例えば、上記実施形態においては、上記実施形態において剥離レバー21は紙幣ガイド部材20と共通の回転軸20a(第1の回転軸)に軸支されているが、これとは別に用意された専用の回転軸に軸支されていてもよい。また、剥離レバー21はバネ材22で付勢されているが、バネ材22を省略して剥離レバー21の自重により紙幣Pの上面を下方に押圧することも可能である。さらに、出金動作時に紙幣束P1の最上面を繰り出しローラ31に圧接させることができる場合には、必ずしも回転軸20aに対する剥離レバー21の動きに上下方向の遊びを持たせる必要はない。
1 環流式紙幣収納装置
2 紙幣収納部
2a 紙幣収容空間
3 バックアッププレート
5 搬送経路
10 押し込み部材
10a 押し込み部材の開口
20 紙幣ガイド部材
20a 紙幣ガイド部材の回転軸(第1の回転軸)
21 剥離レバー
21a 剥離レバーの先端部
22 バネ材
30 給紙ローラ群
31 繰り出しローラ
32 分離ローラ対
33 フリクションローラ
34 ストップローラ
34a ストップローラの回転軸(第2の回転軸)
35 スイーパ
35a スイーパの羽根部
36 搬送ローラ
60 紙幣ガイドプレート
P 紙幣
P1 紙幣束(堆積紙幣)

Claims (3)

  1. 搬送経路から送り込まれた紙幣を収納する紙幣収納部と、
    前記紙幣収納部と前記搬送経路との間で紙幣を出金方向及び入金方向の双方向に移動させる給紙ローラ群とを備え、
    前記紙幣収納部は、
    前記搬送経路から送り込まれた前記紙幣の上面に当接して前記紙幣を前記紙幣収納部の奥へガイドする紙幣ガイド部材と、
    前記紙幣収納部の出入口近傍において回転自在に軸支された剥離レバーとを含み、
    前記紙幣収納部は、
    前記紙幣が堆積収納されると共に、上向きに付勢されたバックアッププレートと、
    前記バックアッププレートの上方において昇降自在に設けられた一対の細長い部材により構成され、前記バックアッププレート上に堆積収納された紙幣の上面の幅方向の両端部を押し込む押し込み部材とをさらに含み、
    前記紙幣収納部の出入口側に位置する前記紙幣ガイド部材の後端部は、第1の回転軸に軸支されており、
    前記剥離レバーは、前記第1の回転軸に軸支されており、
    前記剥離レバーは垂直方向に細長い長穴を有し、前記第1の回転軸は前記長穴に挿通されており、
    前記剥離レバーの先端部は、前記紙幣収納部内に進入する前記紙幣の先端部に押されて持ち上げられた後、前記紙幣の上面を下方に押圧することを特徴とする環流式紙幣収納装置。

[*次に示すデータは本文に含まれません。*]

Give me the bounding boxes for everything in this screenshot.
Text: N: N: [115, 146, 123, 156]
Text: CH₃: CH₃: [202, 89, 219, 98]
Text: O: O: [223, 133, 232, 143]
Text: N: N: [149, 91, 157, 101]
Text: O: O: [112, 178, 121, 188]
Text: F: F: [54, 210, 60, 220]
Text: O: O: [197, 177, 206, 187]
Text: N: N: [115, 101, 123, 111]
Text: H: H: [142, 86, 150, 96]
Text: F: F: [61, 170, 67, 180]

  2. 前記剥離レバーの先端部を下方に付勢するバネ材をさらに備える、請求項1に記載の環流式紙幣収納装置。
  3. 前記給紙ローラ群は、
    前記紙幣収納部の近傍の前記搬送経路上に配置されたフリクションローラと、
    前記搬送経路を挟んで前記フリクションローラと対向配置されたストップローラと、
    前記フリクションローラよりも前記紙幣収納部の奥側に設けられた繰り出しローラと、
    前記ストップローラを軸支する第2の回転軸に軸支された少なくとも一つのスイーパとを含み、
    前記ストップローラは、入金時に前記フリクションローラと共に前記入金方向に回転して前記紙幣を前記紙幣収納部内に送り込むと共に、出金時に停止又は前記フリクションローラと逆に回転して前記紙幣の重送を抑制し、
    前記スイーパは、入金時に前記ストップローラと共に回転して前記紙幣収納部内の紙幣の上面を叩くことにより当該紙幣の浮き上がりを抑える、請求項1又は2に記載の環流式紙幣収納装置。